We also coming into a further seasonal pressure, winter, which is going to cause immense demand on all our services, yet our people continue to deliver.

There are also the challenges of providing evidence to the CQC and other regulating bodies that we are doing are the best we can with what we’ve got.

There’s also the challenge of working in a hospital that is over 100 years old. Our infrastructure is tired so being able to keep the flag flying and reassuring people and give them confidence in telling them that this is not always what we have to do and being able to introduce new ways of working.

But also there is the challenge of working with the wider system so not just Barts Health but also primary care and community services so we know we have the challenge to get our patients out of the hospital and we also got the challenge of ensuring that is only patients that need to be in the hospital that are in here and that are seeing by the right people. That means we need to work with our external stakeholders including patient groups to ensure that the pathways that we create for our patients are sustainable for the next decade and the next decade.

 

4. Any particular priorities that you think we should be focussing on?

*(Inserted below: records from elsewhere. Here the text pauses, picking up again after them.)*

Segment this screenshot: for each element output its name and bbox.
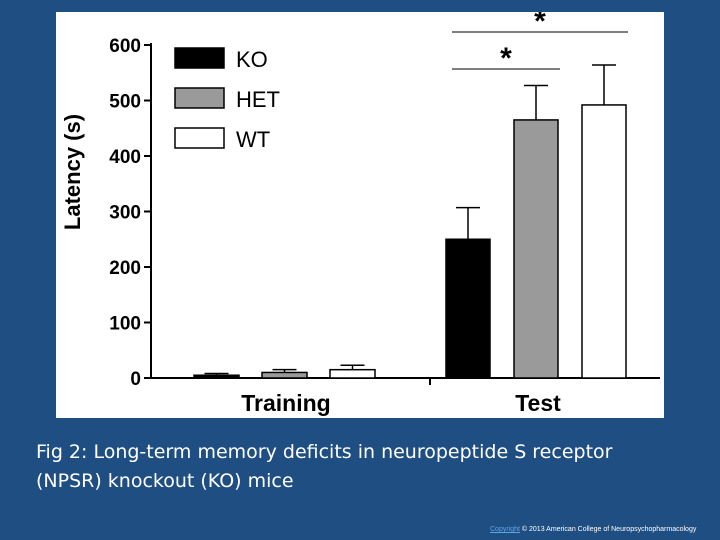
bar-het-test — [513, 119, 559, 379]
chart-panel: 0 100 200 300 400 500 600 Training Test KO HET WT… — [56, 12, 664, 418]
y-tick-label: 0 — [130, 369, 141, 390]
y-tick-label: 600 — [109, 36, 141, 57]
y-axis: 0 100 200 300 400 500 600 — [109, 36, 152, 390]
x-axis: Training Test — [144, 377, 660, 416]
y-tick-label: 300 — [109, 203, 141, 224]
bar-het-training — [261, 371, 308, 379]
bar-chart: 0 100 200 300 400 500 600 Training Test KO HET WT… — [60, 12, 660, 416]
legend-label-wt: WT — [236, 127, 270, 152]
bar-wt-training — [329, 368, 376, 379]
bar-ko-training — [193, 374, 240, 379]
y-axis-label: Latency (s) — [60, 114, 85, 230]
legend: KO HET WT — [174, 47, 280, 152]
x-tick-label: Test — [515, 390, 561, 416]
copyright-text: © 2013 American College of Neuropsychoph… — [521, 526, 697, 533]
legend-label-het: HET — [236, 87, 280, 112]
y-tick-label: 200 — [109, 258, 141, 279]
legend-swatch-het — [174, 87, 225, 109]
legend-swatch-wt — [174, 127, 225, 149]
significance-star: * — [500, 42, 512, 75]
y-tick-label: 400 — [109, 147, 141, 168]
bar-wt-test — [581, 104, 627, 379]
significance-star: * — [534, 12, 546, 38]
bars — [193, 64, 627, 379]
legend-label-ko: KO — [236, 47, 268, 72]
legend-swatch-ko — [174, 47, 225, 69]
copyright-footer: Copyright © 2013 American College of Neu… — [490, 526, 715, 533]
figure-caption: Fig 2: Long-term memory deficits in neur… — [36, 441, 613, 492]
significance-markers: ** — [452, 12, 628, 75]
y-tick-label: 500 — [109, 92, 141, 113]
x-tick-label: Training — [241, 390, 330, 416]
bar-ko-test — [445, 238, 491, 379]
y-tick-label: 100 — [109, 314, 141, 335]
copyright-link[interactable]: Copyright — [490, 526, 520, 533]
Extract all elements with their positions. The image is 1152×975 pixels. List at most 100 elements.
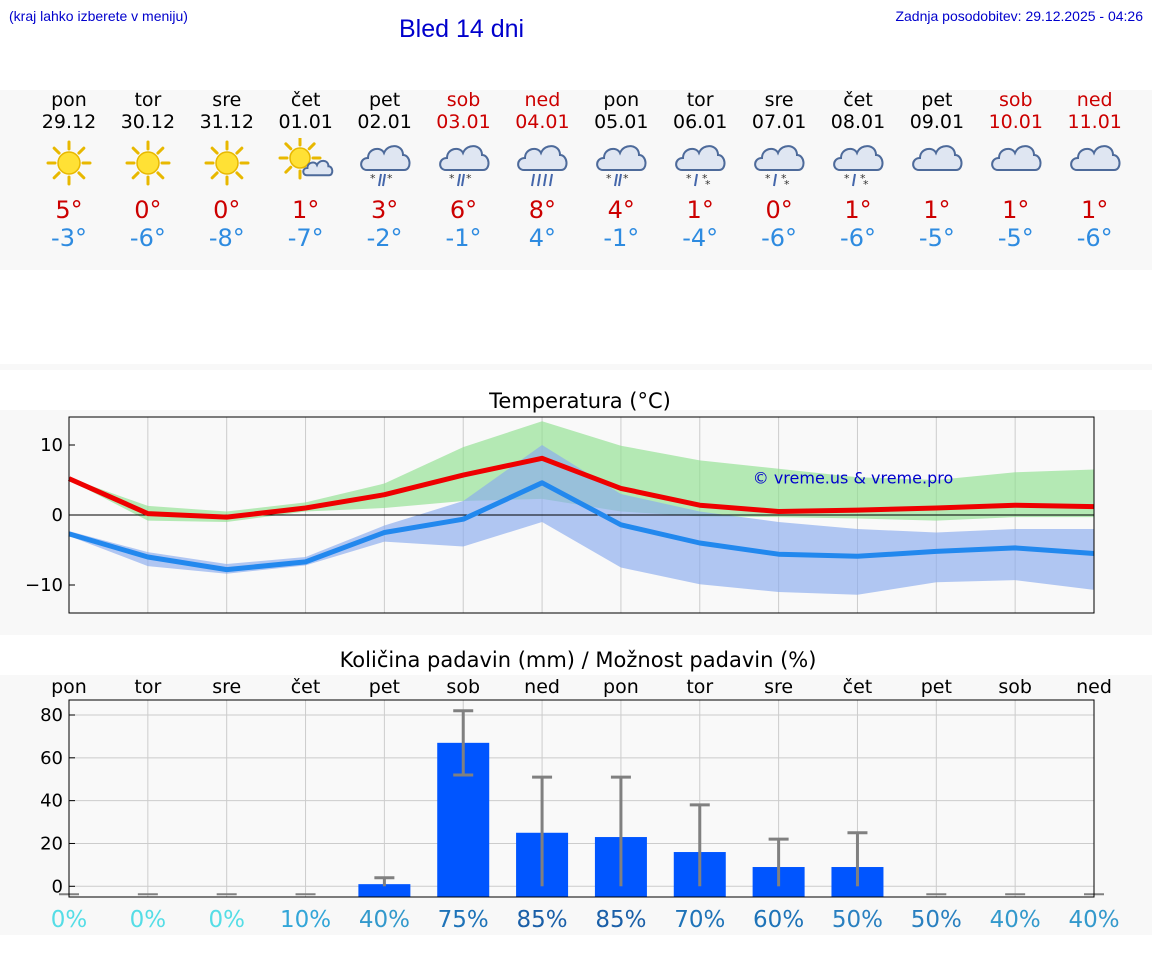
day-date: 11.01 xyxy=(1067,111,1122,133)
y-tick-label: 10 xyxy=(40,435,63,456)
category-label: čet xyxy=(291,676,321,698)
temp-max: 1° xyxy=(1081,196,1109,224)
sun-icon xyxy=(46,140,92,186)
page-title: Bled 14 dni xyxy=(399,15,525,43)
last-update: Zadnja posodobitev: 29.12.2025 - 04:26 xyxy=(895,8,1143,24)
day-name: čet xyxy=(843,89,873,111)
temp-max: 1° xyxy=(292,196,320,224)
temperature-chart: Temperatura (°C) 10 0 −10 © vreme.us & vreme… xyxy=(25,389,1095,614)
day-name: tor xyxy=(686,89,714,111)
category-label: sob xyxy=(998,676,1032,698)
precip-probability: 85% xyxy=(517,907,568,933)
svg-text:*: * xyxy=(606,172,612,185)
sun-icon xyxy=(204,140,250,186)
svg-text:*: * xyxy=(860,172,866,185)
day-name: pet xyxy=(921,89,953,111)
svg-text:*: * xyxy=(781,172,787,185)
day-date: 10.01 xyxy=(988,111,1043,133)
day-date: 31.12 xyxy=(199,111,254,133)
category-label: sre xyxy=(212,676,241,698)
precip-probability: 60% xyxy=(753,907,804,933)
precip-probability: 50% xyxy=(832,907,883,933)
svg-text:*: * xyxy=(765,172,771,185)
temp-max: 5° xyxy=(55,196,83,224)
temp-min: -8° xyxy=(208,224,245,252)
forecast-strip: pon 29.12 5° -3° tor 30.12 0° -6° sre 31.12 0° -8° č… xyxy=(0,90,1152,270)
category-label: pon xyxy=(51,676,87,698)
day-name: sre xyxy=(212,89,242,111)
precip-probability: 40% xyxy=(990,907,1041,933)
forecast-band xyxy=(0,90,1152,270)
forecast-day: tor 30.12 0° -6° xyxy=(108,90,188,252)
day-name: ned xyxy=(524,89,561,111)
day-date: 30.12 xyxy=(120,111,176,133)
precip-probability: 40% xyxy=(359,907,410,933)
temp-max: 1° xyxy=(686,196,714,224)
forecast-day: pon 05.01 * * 4° -1° xyxy=(581,90,661,252)
precip-probability: 0% xyxy=(51,907,88,933)
temp-max: 1° xyxy=(844,196,872,224)
temp-min: -6° xyxy=(129,224,166,252)
cloud-snow-rain-icon: * * xyxy=(596,145,647,187)
day-date: 04.01 xyxy=(515,111,570,133)
tmin-series-line xyxy=(68,480,1095,573)
temp-max: 3° xyxy=(370,196,399,224)
sun-icon xyxy=(125,140,171,186)
category-label: pon xyxy=(603,676,639,698)
precip-probability: 10% xyxy=(280,907,331,933)
svg-text:*: * xyxy=(449,172,455,185)
temp-min: -6° xyxy=(840,224,876,252)
y-tick-label: 80 xyxy=(40,705,63,726)
day-name: sre xyxy=(764,89,794,111)
y-tick-label: 0 xyxy=(52,505,63,526)
cloud-snow-icon: * ** xyxy=(754,145,805,188)
precipitation-chart: Količina padavin (mm) / Možnost padavin … xyxy=(40,648,1119,933)
cloud-snow-icon: * ** xyxy=(833,145,884,188)
temp-max: 6° xyxy=(449,196,478,224)
category-label: tor xyxy=(134,676,161,698)
temp-min: -7° xyxy=(287,224,324,252)
day-date: 29.12 xyxy=(41,111,97,133)
cloud-icon xyxy=(1069,145,1121,171)
category-label: čet xyxy=(843,676,873,698)
precip-probability: 0% xyxy=(208,907,245,933)
svg-text:*: * xyxy=(702,172,708,185)
day-name: pon xyxy=(603,89,640,111)
forecast-day: pon 29.12 5° -3° xyxy=(29,90,109,252)
forecast-day: ned 04.01 8° 4° xyxy=(502,90,582,252)
plot-frame xyxy=(68,416,1095,614)
svg-text:*: * xyxy=(387,172,393,185)
y-tick-label: −10 xyxy=(25,575,63,596)
precip-probability: 85% xyxy=(595,907,646,933)
day-date: 06.01 xyxy=(672,111,728,133)
category-label: tor xyxy=(686,676,713,698)
precip-probability: 0% xyxy=(130,907,167,933)
category-label: pet xyxy=(369,676,400,698)
svg-text:*: * xyxy=(370,172,376,185)
cloud-icon xyxy=(990,145,1042,171)
temp-max: 0° xyxy=(765,196,793,224)
forecast-day: tor 06.01 * * * 1° -4° xyxy=(660,90,740,252)
precip-bar xyxy=(358,884,411,897)
category-label: pet xyxy=(921,676,952,698)
forecast-day: ned 11.01 1° -6° xyxy=(1055,90,1135,252)
temp-min: -1° xyxy=(445,224,482,252)
temp-min: -6° xyxy=(1076,224,1113,252)
forecast-day: sre 07.01 * * * 0° -6° xyxy=(739,90,819,252)
category-label: sre xyxy=(764,676,793,698)
day-name: pon xyxy=(51,89,87,111)
cloud-snow-rain-icon: * * xyxy=(438,145,489,187)
location-hint[interactable]: (kraj lahko izberete v meniju) xyxy=(9,8,188,24)
temp-min: -3° xyxy=(51,224,87,252)
y-tick-label: 20 xyxy=(40,833,63,854)
chart-title: Temperatura (°C) xyxy=(488,389,671,413)
temp-max: 4° xyxy=(607,196,635,224)
temp-min: -6° xyxy=(761,224,798,252)
day-date: 01.01 xyxy=(278,111,333,133)
svg-text:*: * xyxy=(686,172,692,185)
cloud-snow-rain-icon: * * xyxy=(359,145,411,187)
svg-text:*: * xyxy=(466,172,472,185)
day-name: ned xyxy=(1076,89,1113,111)
forecast-day: pet 02.01 * * 3° -2° xyxy=(345,90,425,252)
precip-probability: 40% xyxy=(1068,907,1119,933)
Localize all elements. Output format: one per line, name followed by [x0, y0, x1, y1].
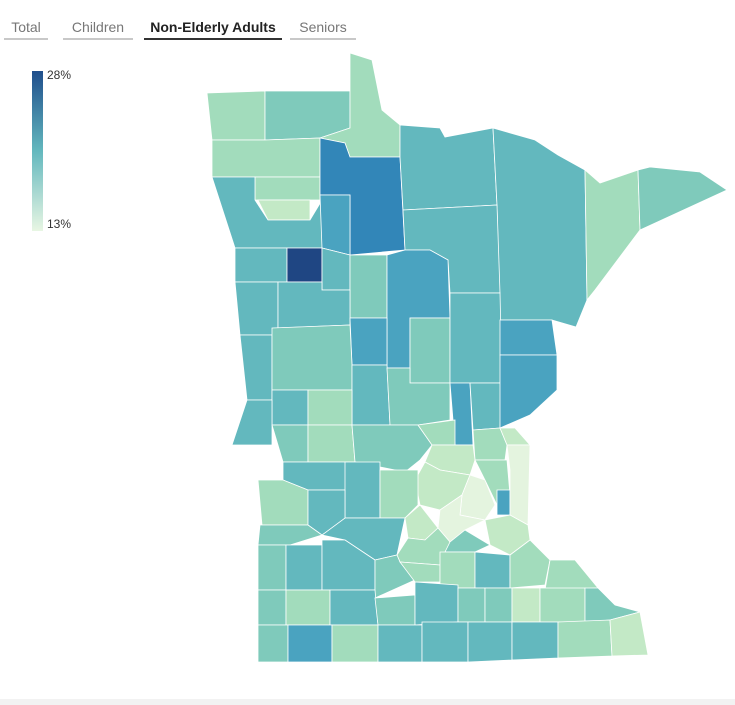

The biggest priority for us right now is preparing for winter and getting through winter with all the constraints that I talked about. What I would like in the long term is to have a fully engaged workforce that co-designs and creates pathways for our patients that are sustainable.

In the interim, we have to deal with our workforce challenges that means keeping ourselves healthy, making sure that our staff and eligible patients have their Covid-19 boosters and their flu vaccines too, also continue to follow the hygiene protocols that we have in place but also making sure they are checking in and making sure that we are leading with compassion and inclusion.

 

5. Is there anything in particular that you enjoy the most about being here at Whipps Cross?

It’s just getting around Whipps Cross and meeting the people, it’s almost as if there was a certain type of person that comes to work here, a person that says to you ‘I can do it and I’m bringing my whole self to work and I want to give my best’.

I work once a week in theatres and that is my safe space, my sanctuary, I absolutely love working there but on top of that, the cherry on the icing for me is being able to work around Whipps Cross hospital and meet people and I always get a warm welcome, people are so proud to talk about what they do and that just makes it worthwhile.

 

6. Talking about our patients and local communities, is there a message that you’d like to share with them?

I would say that we want our patients when they come in here to come in at the right time and be treated by the right person and if they don’t need to be here, to use alternative approaches to health care. We are working with primary care as well as within the community within the new integrated care system to ensure that we create and codesign with patients pathways that would allow them to access care in the right place and sometimes that can be outside the hospital.

Our hospital is like a repair shop, you come here when you are broken and we don’t want you broken, we want you to live healthily, we want people to be born well, live well and age well and means outside the hospital.

 

7. Is there anything else that you'd like to share?

I want to truly thank people, I spent more than 20 years at BHRUT, and I don’t feel like a stranger here, I’ve been embraced very warmly and people have been really engaging.

This is resounding thank you and appreciation of all the work you do to make Whipps Cross the place that it is.